Last week I started writing about resilience and how learning helps systems and individuals strengthen their resilience.  We carry a lot of unexamined assumptions about how to lead organizations. Sometimes these assumptions actually make our systems less resilient, and more fragile. We can learn more about resilience by examining these assumptions, and how we think about them.  How do we do that?

Here are a few examples of how assumptions and types of standard thinking can become sources of fragility for our organizations, plus an unusual lesson on resilience from the friendly cow.

Lean, mean staffing makes us more fragile

There is an unexamined assumption that creating lean and mean staffing in our organizations is good. I think this stems from another assumption that if we keep costs to a minimum, the organization will show more profit at the end of the period. However, redundancy is an essential component of resilient systems. Lean and mean staffing structures tend to reduce our organization’s redundancy of knowledge and skills. Like a single food chain in nature, if a person leaves or retires, they take their knowledge and skills with them. If no other individuals hold that knowledge, the organization is left with a gap they need to fill quickly.

This is exasperating when the organization’s work is complex, and the knowledge and skills take time to accumulate. As a result of the loss of talent, the organization’s effectiveness is diminished for a period of time. If the organization doesn’t learn that being lean is actually making them more fragile, then the leaders tend to continue the staffing pattern without change, even if they experience the problem with a loss of talent, knowledge, and skill directly. We need to ask where we need to add redundancy in our organization. We should ask that question in our personal lives, also!

What happens when efficiency is the primary goal

Organizations often hold up efficiency as a kind of business Holy Grail. If organizations are efficient, then they must be effective. But today, when there are continuing disruptions in business models due to new technologies, or shifts in funding streams, or turbulent markets, innovative thinking is essential. Remember the cow and how it produces milk. The farmer lets the cows out to pasture to graze in the grass and chew their cud. It is this process when they are hooked up to the milking machines that allow them to produce milk.

Some efficiency experts might say that the cows would be more efficient if we just hooked them up to the milking machines 24/7. These efficiency experts are missing how the creative process of producing milk requires time grazing in the field.
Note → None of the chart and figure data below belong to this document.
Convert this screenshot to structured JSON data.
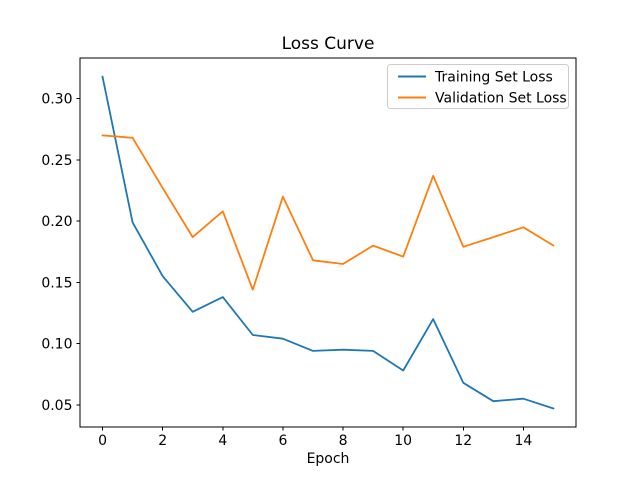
{
  "figure": {
    "background": "#ffffff",
    "text_color": "#000000",
    "spine_color": "#000000"
  },
  "chart_data": {
    "type": "line",
    "title": "Loss Curve",
    "xlabel": "Epoch",
    "ylabel": "",
    "x": [
      0,
      1,
      2,
      3,
      4,
      5,
      6,
      7,
      8,
      9,
      10,
      11,
      12,
      13,
      14,
      15
    ],
    "series": [
      {
        "name": "Training Set Loss",
        "color": "#1f77b4",
        "values": [
          0.318,
          0.199,
          0.155,
          0.126,
          0.138,
          0.107,
          0.104,
          0.094,
          0.095,
          0.094,
          0.078,
          0.12,
          0.068,
          0.053,
          0.055,
          0.047
        ]
      },
      {
        "name": "Validation Set Loss",
        "color": "#ff7f0e",
        "values": [
          0.27,
          0.268,
          0.227,
          0.187,
          0.208,
          0.144,
          0.22,
          0.168,
          0.165,
          0.18,
          0.171,
          0.237,
          0.179,
          0.187,
          0.195,
          0.18
        ]
      }
    ],
    "xticks": [
      0,
      2,
      4,
      6,
      8,
      10,
      12,
      14
    ],
    "yticks": [
      0.05,
      0.1,
      0.15,
      0.2,
      0.25,
      0.3
    ],
    "xlim": [
      -0.75,
      15.75
    ],
    "ylim": [
      0.0319,
      0.3332
    ],
    "grid": false,
    "legend": {
      "position": "upper-right",
      "border_color": "#cccccc",
      "background": "#ffffff"
    }
  }
}
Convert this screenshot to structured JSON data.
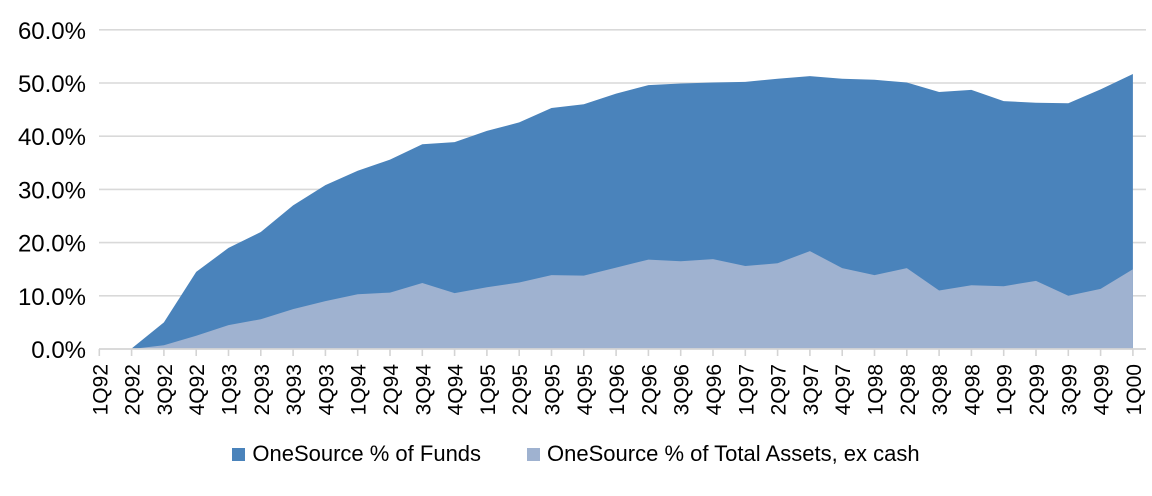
{
  "chart_data": {
    "type": "area",
    "mode": "overlapping",
    "title": "",
    "categories": [
      "1Q92",
      "2Q92",
      "3Q92",
      "4Q92",
      "1Q93",
      "2Q93",
      "3Q93",
      "4Q93",
      "1Q94",
      "2Q94",
      "3Q94",
      "4Q94",
      "1Q95",
      "2Q95",
      "3Q95",
      "4Q95",
      "1Q96",
      "2Q96",
      "3Q96",
      "4Q96",
      "1Q97",
      "2Q97",
      "3Q97",
      "4Q97",
      "1Q98",
      "2Q98",
      "3Q98",
      "4Q98",
      "1Q99",
      "2Q99",
      "3Q99",
      "4Q99",
      "1Q00"
    ],
    "series": [
      {
        "name": "OneSource % of Funds",
        "color": "#4A83BB",
        "values": [
          0.0,
          0.1,
          5.0,
          14.5,
          19.0,
          22.0,
          27.0,
          30.8,
          33.5,
          35.6,
          38.5,
          38.9,
          41.0,
          42.6,
          45.3,
          46.0,
          48.0,
          49.6,
          49.9,
          50.1,
          50.2,
          50.8,
          51.3,
          50.8,
          50.6,
          50.1,
          48.3,
          48.7,
          46.6,
          46.3,
          46.2,
          48.8,
          51.7
        ]
      },
      {
        "name": "OneSource % of Total Assets, ex cash",
        "color": "#9FB2D0",
        "values": [
          0.0,
          0.0,
          0.7,
          2.5,
          4.5,
          5.6,
          7.5,
          9.0,
          10.3,
          10.6,
          12.4,
          10.5,
          11.6,
          12.5,
          13.9,
          13.8,
          15.3,
          16.8,
          16.5,
          16.9,
          15.6,
          16.1,
          18.4,
          15.2,
          13.9,
          15.2,
          11.0,
          12.0,
          11.8,
          12.8,
          10.0,
          11.3,
          15.0
        ]
      }
    ],
    "y_axis": {
      "min": 0,
      "max": 60,
      "step": 10,
      "unit": "%",
      "tick_labels": [
        "0.0%",
        "10.0%",
        "20.0%",
        "30.0%",
        "40.0%",
        "50.0%",
        "60.0%"
      ]
    },
    "x_axis": {
      "label_rotation": -90
    },
    "legend_position": "bottom",
    "grid": true,
    "colors": {
      "gridline": "#D9D9D9",
      "axis": "#D4D4D4",
      "text": "#000000",
      "background": "#FFFFFF"
    }
  }
}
A sole focus on efficiency actually makes organizations (and people) more fragile. (Read more about the power of hitting pause.)
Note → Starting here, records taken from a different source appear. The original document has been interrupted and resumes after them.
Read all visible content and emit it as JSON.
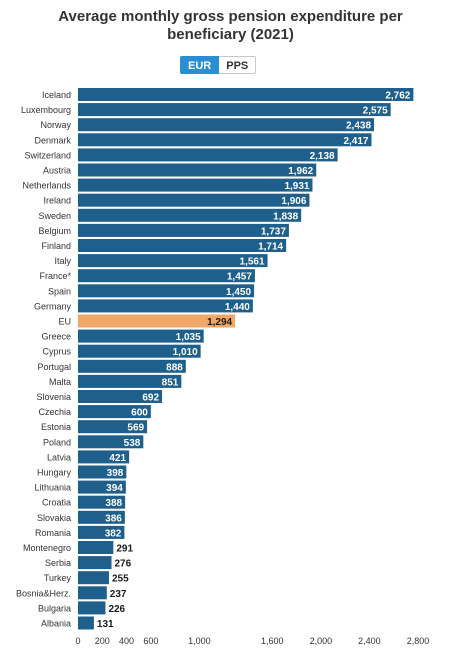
{
  "title_lines": [
    "Average monthly gross pension expenditure per",
    "beneficiary (2021)"
  ],
  "toggle": {
    "eur_label": "EUR",
    "pps_label": "PPS",
    "selected": "EUR"
  },
  "colors": {
    "bar": "#1f5f8b",
    "highlight": "#f0a868",
    "active": "#2a8fd2",
    "tick": "#333333"
  },
  "chart_data": {
    "type": "bar",
    "orientation": "horizontal",
    "title": "Average monthly gross pension expenditure per beneficiary (2021)",
    "unit": "EUR",
    "categories": [
      "Iceland",
      "Luxembourg",
      "Norway",
      "Denmark",
      "Switzerland",
      "Austria",
      "Netherlands",
      "Ireland",
      "Sweden",
      "Belgium",
      "Finland",
      "Italy",
      "France*",
      "Spain",
      "Germany",
      "EU",
      "Greece",
      "Cyprus",
      "Portugal",
      "Malta",
      "Slovenia",
      "Czechia",
      "Estonia",
      "Poland",
      "Latvia",
      "Hungary",
      "Lithuania",
      "Croatia",
      "Slovakia",
      "Romania",
      "Montenegro",
      "Serbia",
      "Turkey",
      "Bosnia&Herz.",
      "Bulgaria",
      "Albania"
    ],
    "values": [
      2762,
      2575,
      2438,
      2417,
      2138,
      1962,
      1931,
      1906,
      1838,
      1737,
      1714,
      1561,
      1457,
      1450,
      1440,
      1294,
      1035,
      1010,
      888,
      851,
      692,
      600,
      569,
      538,
      421,
      398,
      394,
      388,
      386,
      382,
      291,
      276,
      255,
      237,
      226,
      131
    ],
    "labels": [
      "2,762",
      "2,575",
      "2,438",
      "2,417",
      "2,138",
      "1,962",
      "1,931",
      "1,906",
      "1,838",
      "1,737",
      "1,714",
      "1,561",
      "1,457",
      "1,450",
      "1,440",
      "1,294",
      "1,035",
      "1,010",
      "888",
      "851",
      "692",
      "600",
      "569",
      "538",
      "421",
      "398",
      "394",
      "388",
      "386",
      "382",
      "291",
      "276",
      "255",
      "237",
      "226",
      "131"
    ],
    "highlight": "EU",
    "xticks": [
      0,
      200,
      400,
      600,
      1000,
      1600,
      2000,
      2400,
      2800
    ],
    "xtick_labels": [
      "0",
      "200",
      "400",
      "600",
      "1,000",
      "1,600",
      "2,000",
      "2,400",
      "2,800"
    ],
    "xlim": [
      0,
      2800
    ],
    "grid": false,
    "legend": "none"
  }
}
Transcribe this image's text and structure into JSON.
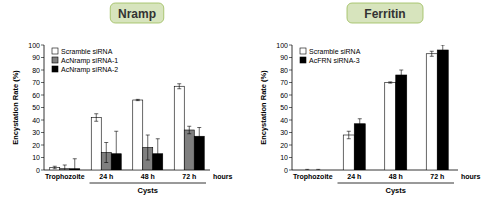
{
  "chart_data": [
    {
      "type": "bar",
      "title": "Nramp",
      "y_label": "Encystation Rate (%)",
      "x_label": "hours",
      "x_group_label": "Cysts",
      "categories": [
        "Trophozoite",
        "24 h",
        "48 h",
        "72 h"
      ],
      "series": [
        {
          "name": "Scramble siRNA",
          "color": "#ffffff",
          "values": [
            2,
            42,
            56,
            67
          ],
          "errors": [
            1,
            3,
            0.5,
            2
          ]
        },
        {
          "name": "AcNramp siRNA-1",
          "color": "#7f7f7f",
          "values": [
            1,
            14,
            18,
            32
          ],
          "errors": [
            3,
            8,
            10,
            3
          ]
        },
        {
          "name": "AcNramp siRNA-2",
          "color": "#000000",
          "values": [
            1,
            13,
            13,
            27
          ],
          "errors": [
            8,
            18,
            12,
            7
          ]
        }
      ],
      "ylim": [
        0,
        100
      ],
      "yticks": [
        0,
        10,
        20,
        30,
        40,
        50,
        60,
        70,
        80,
        90,
        100
      ],
      "legend": "upper left",
      "grid": false
    },
    {
      "type": "bar",
      "title": "Ferritin",
      "y_label": "Encystation Rate (%)",
      "x_label": "hours",
      "x_group_label": "Cysts",
      "categories": [
        "Trophozoite",
        "24 h",
        "48 h",
        "72 h"
      ],
      "series": [
        {
          "name": "Scramble siRNA",
          "color": "#ffffff",
          "values": [
            0,
            28,
            70,
            93
          ],
          "errors": [
            0.5,
            3,
            0.5,
            2
          ]
        },
        {
          "name": "AcFRN siRNA-3",
          "color": "#000000",
          "values": [
            0,
            37,
            76,
            96
          ],
          "errors": [
            0.5,
            4,
            4,
            4
          ]
        }
      ],
      "ylim": [
        0,
        100
      ],
      "yticks": [
        0,
        10,
        20,
        30,
        40,
        50,
        60,
        70,
        80,
        90,
        100
      ],
      "legend": "upper left",
      "grid": false
    }
  ]
}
Fragility comes from having no space to wonder, think, relax, or even waste time. Like the cow, we personally need to have space in our lives where nothing is happening. I lived through the time management craze in the ’80s and ’90s. The philosophy was that we waste too much time and therefore aren’t efficient. At that time, there were special calendars (still in use today) that focused our time in endless 15-minute segments and reinforced the definition of professionalism as eliminating wasted time in our day.

Unexamined organizational assumptions need to be seen and understood

Redundancy, biodiversity, and effectiveness equal resilience – NOT efficiency or lean and mean staffing. We need to notice how our deep background assumptions on how to lead an organization (or our lives) can actually hinder what we aspire to and make us more fragile.

Resilience is defined as the ability to absorb disruption and still maintain function. How can we as individuals nurture ourselves, so we have a well-spring of inner strength to help us get through the crazy times of our life? We can’t do that if we drive ourselves to be highly efficient every single day, without any time to breathe (or graze, if you’re a cow). We also need redundancy in the sources of support we need for living. We don’t need to carry a badge of “I did it all by myself.” That kind of thinking is the personal version of a lean and mean organization.  We ALL need to have any personal redundancy, which is essential for a resilient system, organizationally and individually.